Caponi moved to Eagan when he began teaching at Macalester College in St. Paul in 1949. He and his wife, Cheryl, worked on turning his 60-acre property into an organic blend of nature and art. It became a reality in 1992 and is visited during the spring, summer and fall months by about 20,000 visitors each year. The park, which straddles Diffley Road, is an independent nonprofit; the city of Eagan now owns the land.

But Caponi never sold his stewardship of the land, and at age 90, he was still out there planting trees, laying brick and creating winding trails interspersed with his sculptures.

"He didn't get old until he was 92," his wife said.

Caponi was from a small town in Italy at the base of Mount Vettore, where his family lived a hardscrabble life, but "being creative was just a part of being alive," she said.

His father had immigrated to the United States, sending money to support his family, and Caponi followed him at age 15. During World War II, he was a part of the allied military government, serving as an interpreter just behind the front lines. He was stationed in Florence, Italy, and other locales where he saw many masterpieces of great artists — and "that was really his art education," Cheryl Caponi said.

Between 1946, when he came to Minnesota, and 1948, he earned both bachelor's and master's degrees. He taught at Macalester for 42 years, from 1949 until he reached the then-mandatory retirement age of 70 in 1991.

"He found he was the unique art teacher who could talk about it and do it," his wife said. "The problem was he couldn't do both at the same time. He had the ability to be a more widely known artist, but it was more important for him to be an educator."

Still, he never stopped making art.

"You can imagine how much strength of will it takes to carve granite and melt bronze, and just to think that you can," said Ruthann Godollei, chair of Macalester's Art and Art History Department. "It fit his personality perfectly. He worked on tough materials. He was a tough-minded, powerful character."

Godollei said Caponi was the person who got the Janet Wallace Fine Arts Center built at Macalester in 1964 and persuaded administrators to install a bronze foundry and compressed air tools to carve stone — advanced equipment at the time.

He insisted that fine arts was a necessary piece of a liberal arts education, and under his tutelage, it became a requirement in the 1960s, she said. He was a mentor to many who have since become noted artists.

All the while, he would take his students to the land to show them that art exists everywhere, Cheryl Caponi said.

Long before Eagan became a city, Caponi was a protector of the land. After his retirement from Macalester, he focused on his dream and vision for the Caponi Art Park.

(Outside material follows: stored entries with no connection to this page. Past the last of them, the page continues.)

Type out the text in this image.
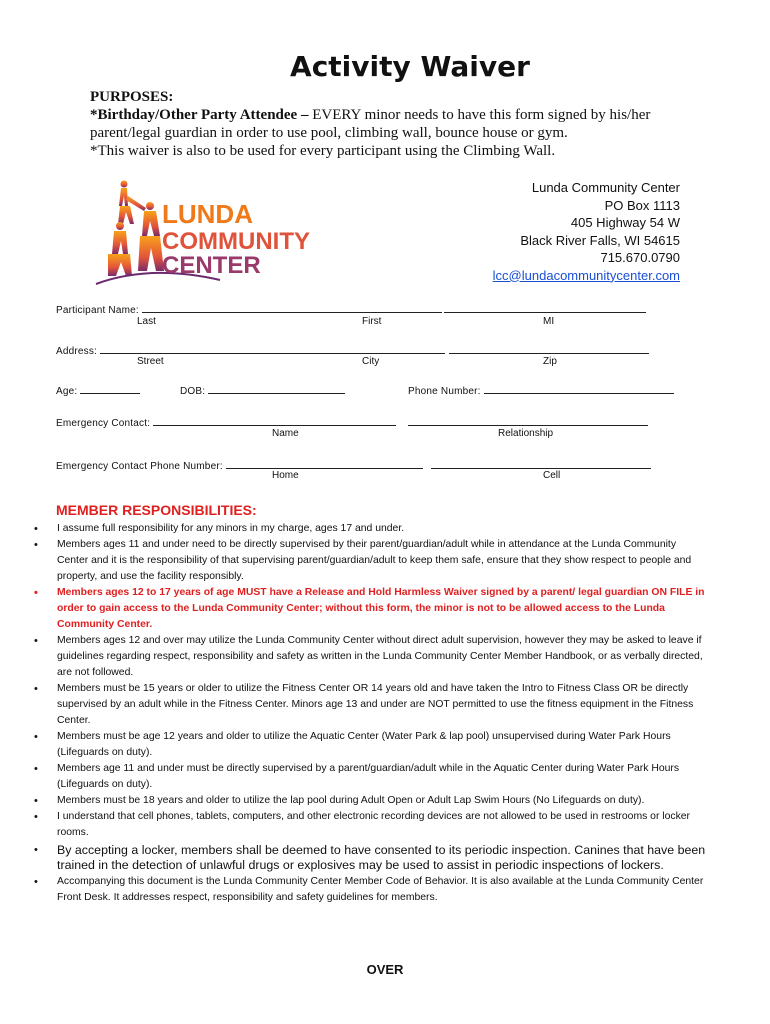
Activity Waiver
PURPOSES:
*Birthday/Other Party Attendee – EVERY minor needs to have this form signed by his/her parent/legal guardian in order to use pool, climbing wall, bounce house or gym.
*This waiver is also to be used for every participant using the Climbing Wall.
LUNDA
COMMUNITY
CENTER
Lunda Community Center
PO Box 1113
405 Highway 54 W
Black River Falls, WI 54615
715.670.0790
lcc@lundacommunitycenter.com
Participant Name:
Last	First	MI
Address:
Street	City	Zip
Age:	DOB:	Phone Number:
Emergency Contact:
Name	Relationship
Emergency Contact Phone Number:
Home	Cell
MEMBER RESPONSIBILITIES:
• I assume full responsibility for any minors in my charge, ages 17 and under.
• Members ages 11 and under need to be directly supervised by their parent/guardian/adult while in attendance at the Lunda Community Center and it is the responsibility of that supervising parent/guardian/adult to keep them safe, ensure that they show respect to people and property, and use the facility responsibly.
• Members ages 12 to 17 years of age MUST have a Release and Hold Harmless Waiver signed by a parent/ legal guardian ON FILE in order to gain access to the Lunda Community Center; without this form, the minor is not to be allowed access to the Lunda Community Center.
• Members ages 12 and over may utilize the Lunda Community Center without direct adult supervision, however they may be asked to leave if guidelines regarding respect, responsibility and safety as written in the Lunda Community Center Member Handbook, or as verbally directed, are not followed.
• Members must be 15 years or older to utilize the Fitness Center OR 14 years old and have taken the Intro to Fitness Class OR be directly supervised by an adult while in the Fitness Center. Minors age 13 and under are NOT permitted to use the fitness equipment in the Fitness Center.
• Members must be age 12 years and older to utilize the Aquatic Center (Water Park & lap pool) unsupervised during Water Park Hours (Lifeguards on duty).
• Members age 11 and under must be directly supervised by a parent/guardian/adult while in the Aquatic Center during Water Park Hours (Lifeguards on duty).
• Members must be 18 years and older to utilize the lap pool during Adult Open or Adult Lap Swim Hours (No Lifeguards on duty).
• I understand that cell phones, tablets, computers, and other electronic recording devices are not allowed to be used in restrooms or locker rooms.
• By accepting a locker, members shall be deemed to have consented to its periodic inspection. Canines that have been trained in the detection of unlawful drugs or explosives may be used to assist in periodic inspections of lockers.
• Accompanying this document is the Lunda Community Center Member Code of Behavior. It is also available at the Lunda Community Center Front Desk. It addresses respect, responsibility and safety guidelines for members.
OVER
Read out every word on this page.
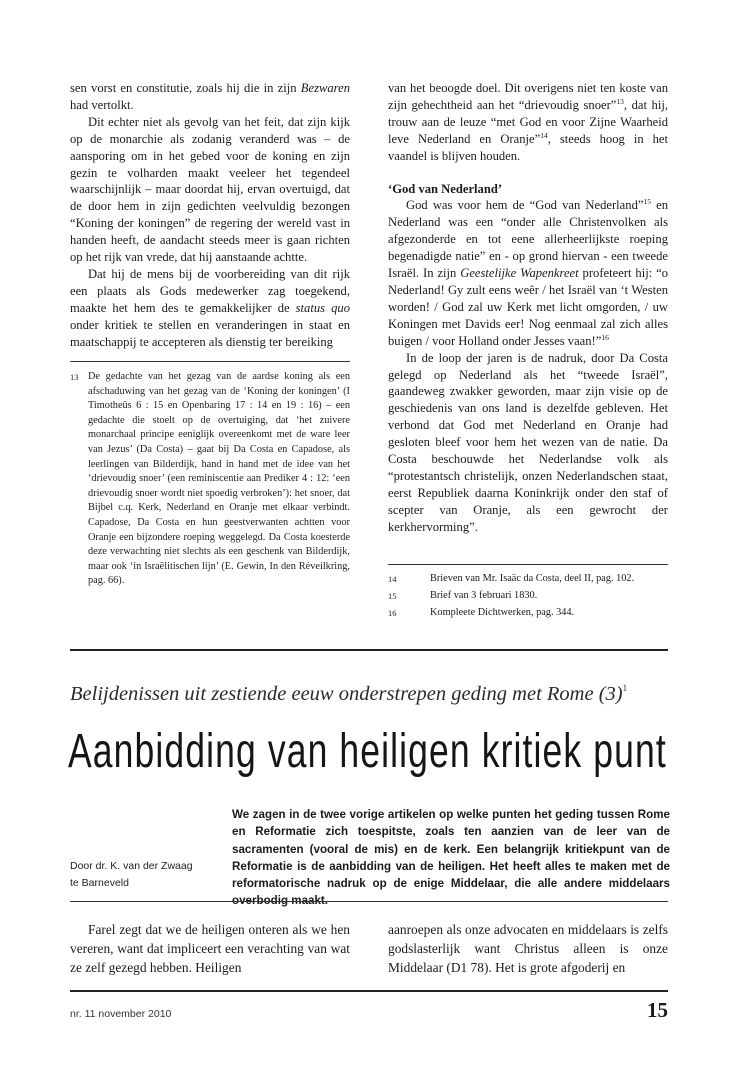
sen vorst en constitutie, zoals hij die in zijn Bezwaren had vertolkt.

Dit echter niet als gevolg van het feit, dat zijn kijk op de monarchie als zodanig veranderd was – de aansporing om in het gebed voor de koning en zijn gezin te volharden maakt veeleer het tegendeel waarschijnlijk – maar doordat hij, ervan overtuigd, dat de door hem in zijn gedichten veelvuldig bezongen “Koning der koningen” de regering der wereld vast in handen heeft, de aandacht steeds meer is gaan richten op het rijk van vrede, dat hij aanstaande achtte.

Dat hij de mens bij de voorbereiding van dit rijk een plaats als Gods medewerker zag toegekend, maakte het hem des te gemakkelijker de status quo onder kritiek te stellen en veranderingen in staat en maatschappij te accepteren als dienstig ter bereiking

13 De gedachte van het gezag van de aardse koning als een afschaduwing van het gezag van de ‘Koning der koningen’ (I Timotheüs 6 : 15 en Openbaring 17 : 14 en 19 : 16) – een gedachte die stoelt op de overtuiging, dat ‘het zuivere monarchaal principe eeniglijk overeenkomt met de ware leer van Jezus’ (Da Costa) – gaat bij Da Costa en Capadose, als leerlingen van Bilderdijk, hand in hand met de idee van het ‘drievoudig snoer’ (een reminiscentie aan Prediker 4 : 12: ‘een drievoudig snoer wordt niet spoedig verbroken’): het snoer, dat Bijbel c.q. Kerk, Nederland en Oranje met elkaar verbindt. Capadose, Da Costa en hun geestverwanten achtten voor Oranje een bijzondere roeping weggelegd. Da Costa koesterde deze verwachting niet slechts als een geschenk van Bilderdijk, maar ook ‘in Israëlitischen lijn’ (E. Gewin, In den Réveilkring, pag. 66).

van het beoogde doel. Dit overigens niet ten koste van zijn gehechtheid aan het “drievoudig snoer”$^{13}$, dat hij, trouw aan de leuze “met God en voor Zijne Waarheid leve Nederland en Oranje”$^{14}$, steeds hoog in het vaandel is blijven houden.

‘God van Nederland’

God was voor hem de “God van Nederland”$^{15}$ en Nederland was een “onder alle Christenvolken als afgezonderde en tot eene allerheerlijkste roeping begenadigde natie” en - op grond hiervan - een tweede Israël. In zijn Geestelijke Wapenkreet profeteert hij: “o Nederland! Gy zult eens weêr / het Israël van ‘t Westen worden! / God zal uw Kerk met licht omgorden, / uw Koningen met Davids eer! Nog eenmaal zal zich alles buigen / voor Holland onder Jesses vaan!”$^{16}$

In de loop der jaren is de nadruk, door Da Costa gelegd op Nederland als het “tweede Israël”, gaandeweg zwakker geworden, maar zijn visie op de geschiedenis van ons land is dezelfde gebleven. Het verbond dat God met Nederland en Oranje had gesloten bleef voor hem het wezen van de natie. Da Costa beschouwde het Nederlandse volk als “protestantsch christelijk, onzen Nederlandschen staat, eerst Republiek daarna Koninkrijk onder den staf of scepter van Oranje, als een gewrocht der kerkhervorming”.

14	Brieven van Mr. Isaäc da Costa, deel II, pag. 102.
15	Brief van 3 februari 1830.
16	Kompleete Dichtwerken, pag. 344.
Belijdenissen uit zestiende eeuw onderstrepen geding met Rome $(3)^1$
Aanbidding van heiligen kritiek punt
Door dr. K. van der Zwaag
te Barneveld
We zagen in de twee vorige artikelen op welke punten het geding tussen Rome en Reformatie zich toespitste, zoals ten aanzien van de leer van de sacramenten (vooral de mis) en de kerk. Een belangrijk kritiekpunt van de Reformatie is de aanbidding van de heiligen. Het heeft alles te maken met de reformatorische nadruk op de enige Middelaar, die alle andere middelaars overbodig maakt.

Farel zegt dat we de heiligen onteren als we hen vereren, want dat impliceert een verachting van wat ze zelf gezegd hebben. Heiligen

aanroepen als onze advocaten en middelaars is zelfs godslasterlijk want Christus alleen is onze Middelaar (D1 78). Het is grote afgoderij en

nr. 11 november 2010	15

"He wanted to make sure development never happened in that space," said Juli Seydell Johnson, Parks and Recreation director for Eagan and member of the Art Park's board.

"Tony would sculpt from what he found and what he felt the land was telling him," Seydell Johnson said. "Fifteen years ago, a windstorm blew down lots of trees. Tony saw that as an opportunity to build an amphitheater in the woods." Called Theater in the Woods, it now holds a summer performance, music and art series.

Besides his wife, Caponi is survived by his children Mary Ann, Carina, Remo, Ramolo, Renata and Rosanna; two brothers; and many grandchildren and great-grandchildren.

A private memorial service will be held. A celebration of Caponi's life will be held in the spring at the Caponi Art Park amphitheater.Details will be posted on the park's website, www.caponiartpark.org.